Vier Kilometer Strecke wird im Spülrohrverfahren verlegt. „Der Vorteil liegt darin, dass nur sehr geringe Eingriffe in die Landschaft vorgenommen werden müssen“, erklärte Arntz. Die restlichen Hartkunststoffleitungen werden in offener Bauweise in einem Kanalgraben eingebaut.

Rund 300 Meter geht es täglich voran auf dem Weg Richtung Haffen. Mitte des Jahres soll die komplette Leitung fertiggestellt sein, die etwa zwei Meter unter der Oberfläche verläuft. Die Baukosten betragen rund eine Million Euro.

Eine Investition in die Zukunft. „Weil wir gegenüber einer Sanierung des Klärwerks Haffen jährlich 40 000 Euro sparen“, so Arntz. Zu Buche schlagen dabei auch geringere Personalkosten.

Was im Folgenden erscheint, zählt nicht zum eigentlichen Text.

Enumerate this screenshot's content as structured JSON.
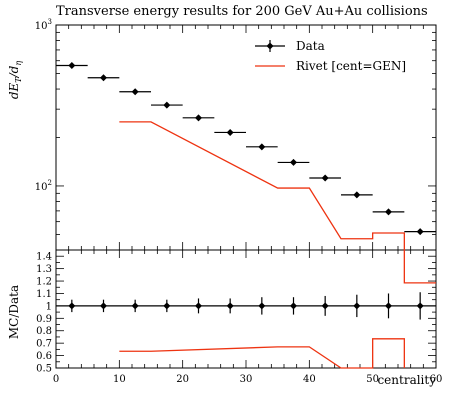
{
  "chart_data": {
    "title": "Transverse energy results for 200 GeV Au+Au collisions",
    "xlabel": "centrality",
    "main": {
      "type": "scatter",
      "yscale": "log",
      "xlim": [
        0,
        60
      ],
      "ylim": [
        40,
        1000
      ],
      "ylabel_main": "dE",
      "ylabel_sub1": "T",
      "ylabel_mid": "/d",
      "ylabel_sub2": "η",
      "yticks": [
        {
          "value": 100,
          "base": "10",
          "exp": "2"
        },
        {
          "value": 1000,
          "base": "10",
          "exp": "3"
        }
      ],
      "data": {
        "name": "Data",
        "color": "#000000",
        "points": [
          {
            "x": 2.5,
            "y": 560,
            "xerr": 2.5
          },
          {
            "x": 7.5,
            "y": 470,
            "xerr": 2.5
          },
          {
            "x": 12.5,
            "y": 385,
            "xerr": 2.5
          },
          {
            "x": 17.5,
            "y": 318,
            "xerr": 2.5
          },
          {
            "x": 22.5,
            "y": 265,
            "xerr": 2.5
          },
          {
            "x": 27.5,
            "y": 215,
            "xerr": 2.5
          },
          {
            "x": 32.5,
            "y": 175,
            "xerr": 2.5
          },
          {
            "x": 37.5,
            "y": 140,
            "xerr": 2.5
          },
          {
            "x": 42.5,
            "y": 112,
            "xerr": 2.5
          },
          {
            "x": 47.5,
            "y": 88,
            "xerr": 2.5
          },
          {
            "x": 52.5,
            "y": 69,
            "xerr": 2.5
          },
          {
            "x": 57.5,
            "y": 52,
            "xerr": 2.5
          }
        ]
      },
      "mc": {
        "name": "Rivet [cent=GEN]",
        "color": "#ee3311",
        "path": [
          [
            10,
            250
          ],
          [
            15,
            250
          ],
          [
            35,
            97
          ],
          [
            40,
            97
          ],
          [
            45,
            47
          ],
          [
            50,
            47
          ],
          [
            50,
            51
          ],
          [
            55,
            51
          ],
          [
            55,
            25
          ],
          [
            60,
            25
          ]
        ]
      },
      "legend_position": "top-right"
    },
    "ratio": {
      "ylabel": "MC/Data",
      "ylim": [
        0.5,
        1.45
      ],
      "yticks": [
        "0.5",
        "0.6",
        "0.7",
        "0.8",
        "0.9",
        "1",
        "1.1",
        "1.2",
        "1.3",
        "1.4"
      ],
      "xticks": [
        "0",
        "10",
        "20",
        "30",
        "40",
        "50",
        "60"
      ],
      "data_points": [
        {
          "x": 2.5,
          "y": 1.0,
          "yerr": 0.05
        },
        {
          "x": 7.5,
          "y": 1.0,
          "yerr": 0.05
        },
        {
          "x": 12.5,
          "y": 1.0,
          "yerr": 0.05
        },
        {
          "x": 17.5,
          "y": 1.0,
          "yerr": 0.05
        },
        {
          "x": 22.5,
          "y": 1.0,
          "yerr": 0.06
        },
        {
          "x": 27.5,
          "y": 1.0,
          "yerr": 0.06
        },
        {
          "x": 32.5,
          "y": 1.0,
          "yerr": 0.07
        },
        {
          "x": 37.5,
          "y": 1.0,
          "yerr": 0.07
        },
        {
          "x": 42.5,
          "y": 1.0,
          "yerr": 0.08
        },
        {
          "x": 47.5,
          "y": 1.0,
          "yerr": 0.09
        },
        {
          "x": 52.5,
          "y": 1.0,
          "yerr": 0.1
        },
        {
          "x": 57.5,
          "y": 1.0,
          "yerr": 0.11
        }
      ],
      "mc_path": [
        [
          10,
          0.635
        ],
        [
          15,
          0.635
        ],
        [
          35,
          0.67
        ],
        [
          40,
          0.67
        ],
        [
          45,
          0.5
        ],
        [
          50,
          0.5
        ],
        [
          50,
          0.735
        ],
        [
          55,
          0.735
        ],
        [
          55,
          0.5
        ]
      ]
    }
  }
}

Zudem ist die Kläranlage in Hönnepel besser ausgelastet. „Aber noch immer nicht an ihre Kapazitätsgrenze“, wie Kalkars Bürgermeister Gerhard Fonk wusste. Er war – wie auch der Reeser Bürgermeister Christoph Gerwers – zur Baustelle gekommen, um sich einen Überblick über den Baufortschritt zu machen. „Das Wichtigste ist ja, dass die Betriebskosten so gering wie möglich gehalten werden, so dass am Ende die Gebühren gesenkt werden können“, erinnerte Fonk.

Derzeit werden 2,8 Millionen Kubikmeter Abwässer aus dem Verbandsgebiet in Kalkar-Hönnepel gereinigt, ab Jahresmitte weitere 220 000 Kubikmeter aus den rund 2000 Haushalte in Haffen und Mehr.

Die Kläranlage in Haffen hat nicht ausgedient. Sie wird weiter genutzt als Regenwasserbehandlungsanlage.